Naked City

Where's Julia Butterfly?

Naked City
Photo By Shannon Young

Austin's modern history of crimes against trees wends its way through the Treaty Oak arborcide of the late Eighties back to the mass murder of the late Sixties, when UT Regent Chair Frank Erwin routed a group of students out of a grove of oaks and cypresses he wanted bulldozed to make room for the expansion of Memorial Stadium. Erwin won and the trees lost in 1969. They lost again Saturday in East Woods Park, according to Austin writer Robyn Montana Turner.

It wasn't the late and beloved Erwin, but Austin Parks and Recreation, which on Sept. 31 cut down a 150-year-old tree. By Tuesday, the East Woods Neighborhood Association had four PARD officials meeting over the stump, explaining why the tree was taken out with no prior notice to the neighborhood association. Turner, who lives near the park, complained that the decision to fell the tree was made by Parks & Rec. engineer Channy Soeur, rather than an arborist. A private arborist Turner had called out to look at the tree earlier informed her it was healthy, probably in need of water, and not likely to fall. And that it was 150 years old.

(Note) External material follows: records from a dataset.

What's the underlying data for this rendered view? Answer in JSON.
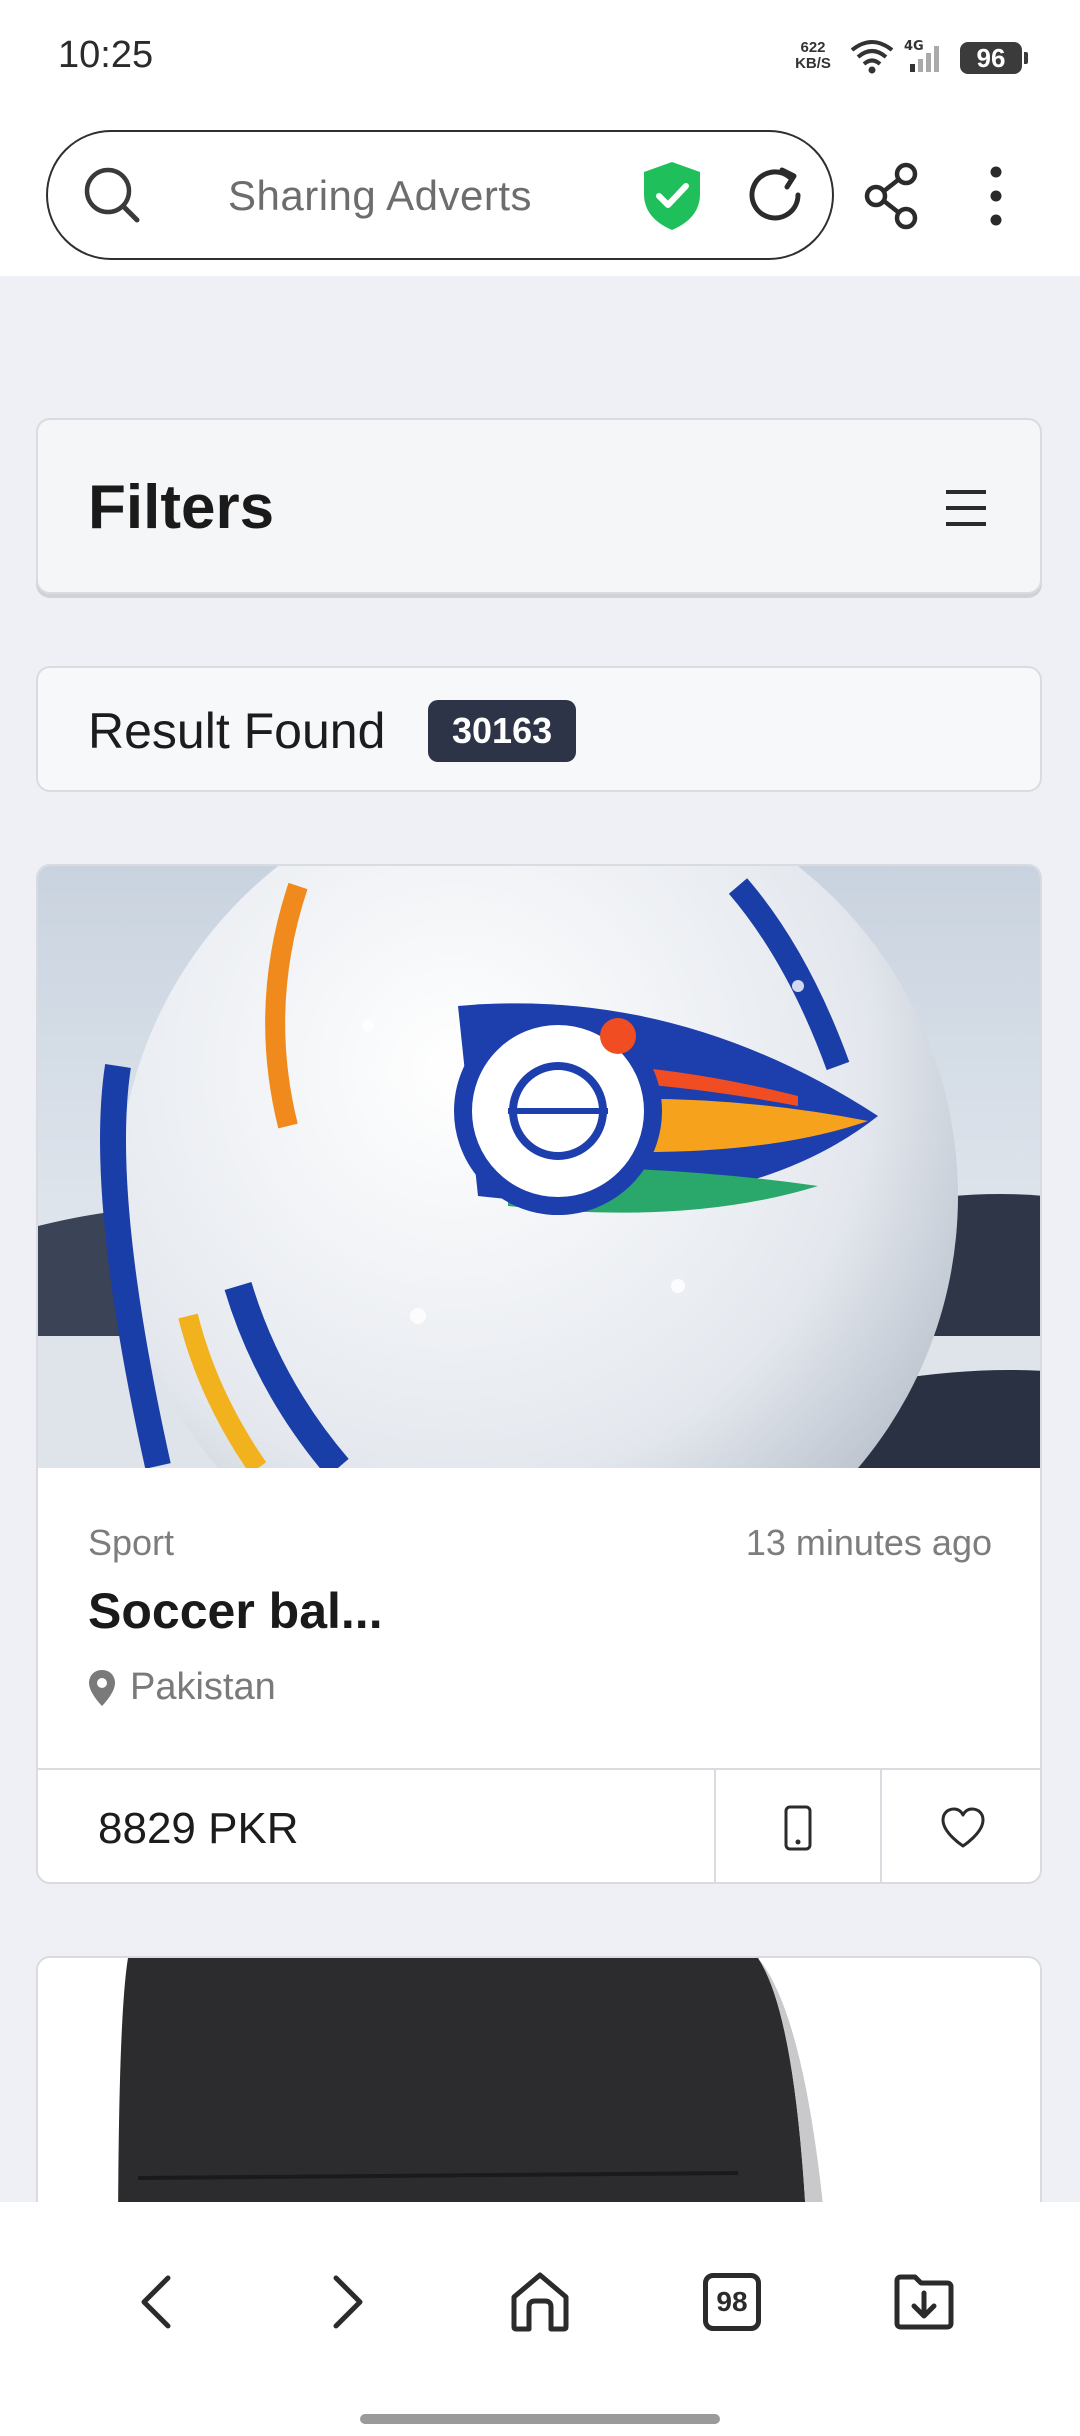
{
  "status_bar": {
    "time": "10:25",
    "net_speed_value": "622",
    "net_speed_unit": "KB/S",
    "network_type": "4G",
    "battery": "96"
  },
  "browser": {
    "url_text": "Sharing Adverts",
    "tabs_count": "98"
  },
  "filters": {
    "title": "Filters"
  },
  "results": {
    "label": "Result Found",
    "count": "30163"
  },
  "listing": {
    "category": "Sport",
    "time_ago": "13 minutes ago",
    "title": "Soccer bal...",
    "location": "Pakistan",
    "price": "8829 PKR"
  },
  "colors": {
    "shield_green": "#1fbf5b",
    "badge_bg": "#2e3447",
    "page_bg": "#eef0f5"
  }
}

At the Tuesday evening meeting in the park, members of the neighborhood association's executive board asked PARD to consult them before they cut down any more trees, to allow an arborist to provide a second opinion, and to maintain some line of communication with a representative of the neighborhood association. "They told us no," Turner said. "They even threatened the arborist I used, and said he could be held liable for giving me an opinion ... All we want is some notice. This neighborhood was known as Austin's Deep Woods. These are trees that J. Frank Dobie played in." The park is adjacent to the Dobie House north of the UT Law School.